Valsalva maneuver: Pinch your nostrils, and gently blow through your nose.
Toynbee maneuver: Pinch your nostrils and swallow (good technique if equalization is needed during ascent).
Frenzel maneuver: Pinch your nostrils while contracting your throat muscles, and make the sound of the letter “k.”
Lowry technique: Pinch your nostrils, and gently try to blow air out of your nose while swallowing (think Valsalva maneuver meets the Toynbee maneuver).
Edmonds technique: Push your jaw forward, and employ the Valsalva maneuver or the Frenzel maneuver.
Tips for Equalization
- Prior to descent, while you are neutrally buoyant with no air in your buoyancy control device (BCD), gently inflate your ears with one of the listed techniques. This gives you a little extra air in the middle ear and sinuses as you descend.
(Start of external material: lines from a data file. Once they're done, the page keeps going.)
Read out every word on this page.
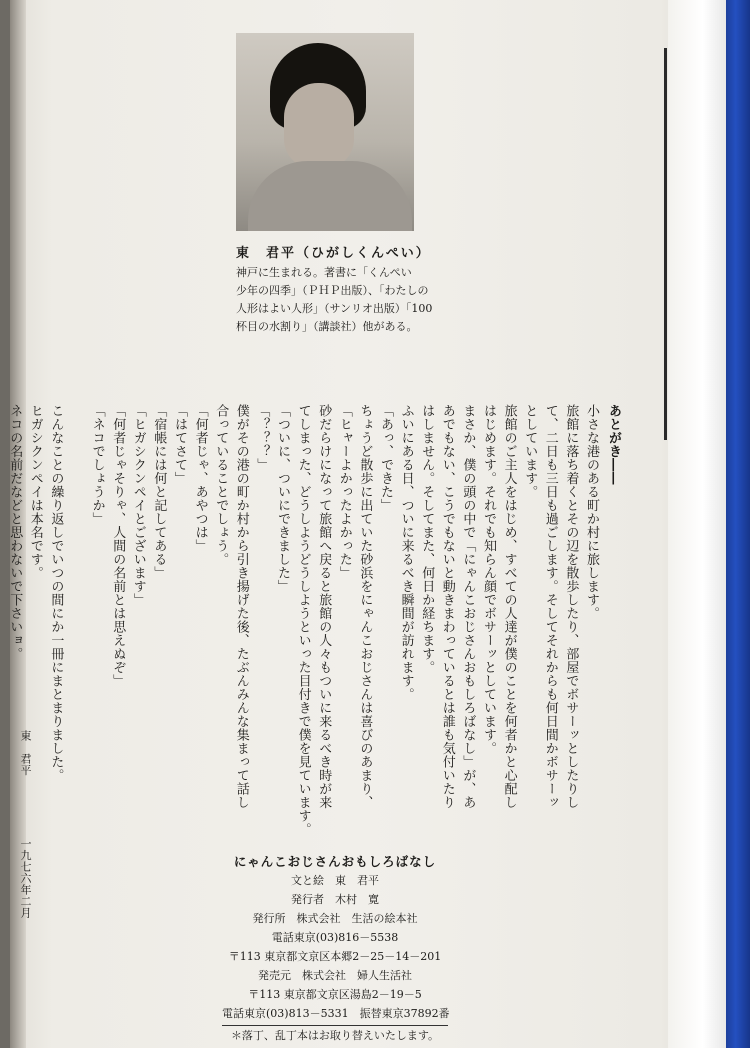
東　君平（ひがしくんぺい）
神戸に生まれる。著書に「くんぺい
少年の四季」（ＰＨＰ出版）、「わたしの
人形はよい人形」（サンリオ出版）「100
杯目の水割り」（講談社）他がある。
あとがき――
小さな港のある町か村に旅します。
旅館に落ち着くとその辺を散歩したり、部屋でボサーッとしたりし
て、二日も三日も過ごします。そしてそれからも何日間かボサーッ
としています。
旅館のご主人をはじめ、すべての人達が僕のことを何者かと心配し
はじめます。それでも知らん顔でボサーッとしています。
まさか、僕の頭の中で「にゃんこおじさんおもしろばなし」が、あ
あでもない、こうでもないと動きまわっているとは誰も気付いたり
はしません。そしてまた、何日か経ちます。
ふいにある日、ついに来るべき瞬間が訪れます。
「あっ、できた」
ちょうど散歩に出ていた砂浜をにゃんこおじさんは喜びのあまり、
「ヒャーよかったよかった」
砂だらけになって旅館へ戻ると旅館の人々もついに来るべき時が来
てしまった、どうしようどうしようといった目付きで僕を見ています。
「ついに、ついにできました」
「？？？」
僕がその港の町か村から引き揚げた後、たぶんみんな集まって話し
合っていることでしょう。
「何者じゃ、あやつは」
「はてさて」
「宿帳には何と記してある」
「ヒガシクンペイとございます」
「何者じゃそりゃ、人間の名前とは思えぬぞ」
「ネコでしょうか」
こんなことの繰り返しでいつの間にか一冊にまとまりました。
ヒガシクンペイは本名です。
ネコの名前だなどと思わないで下さいョ。
一九七六年二月
東　君平
にゃんこおじさんおもしろばなし
文と絵　東　君平
発行者　木村　寛
発行所　株式会社　生活の絵本社
電話東京(03)816－5538
〒113 東京都文京区本郷2－25－14－201
発売元　株式会社　婦人生活社
〒113 東京都文京区湯島2－19－5
電話東京(03)813－5331　振替東京37892番
＊落丁、乱丁本はお取り替えいたします。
- Descend feet first, if possible. This allows air to travel upward into the Eustachian tube and middle ear, a more natural direction. Use a descent line or the anchor line to control the speed of descent.
- Inflate your ears gently every few feet for the first 10 to 15 feet.
- Pain is not acceptable. If there is pain, you have descended without adequately equalizing. Ascend a few feet until the pain stops.
- If you do not feel your ears opening, stop and try again; you may need to ascend a few feet to diminish the pressure around you. Do not bounce up and down.
- It may be helpful to tilt the blocked ear toward the surface.
- If you are unable to equalize, abort the dive. The consequences of descending without equalizing could ruin an entire dive trip or cause permanent damage and hearing loss.
- Decongestants and nasal sprays may be used prior to diving to reduce swelling in the nasal and ear passages. If your doctor agrees with your decision to use decongestants, take them one to two hours before descent. They should last from eight to 12 hours, so you don’t need to take a second dose before a repetitive dive. Nasal sprays should be used approximately 30 minutes before descent and usually last 12 hours. Take caution when using over-the-counter nasal sprays; repeated use can cause a rebound reaction resulting in increased congestion and possible reverse block on ascent. Decongestants may have side effects. Do not use them before dive if you do not have previous experience.
- If at any time during the dive you feel pain, experience vertigo or note sudden hearing loss, abort the dive. If these symptoms persist, do not dive again and consult your physician.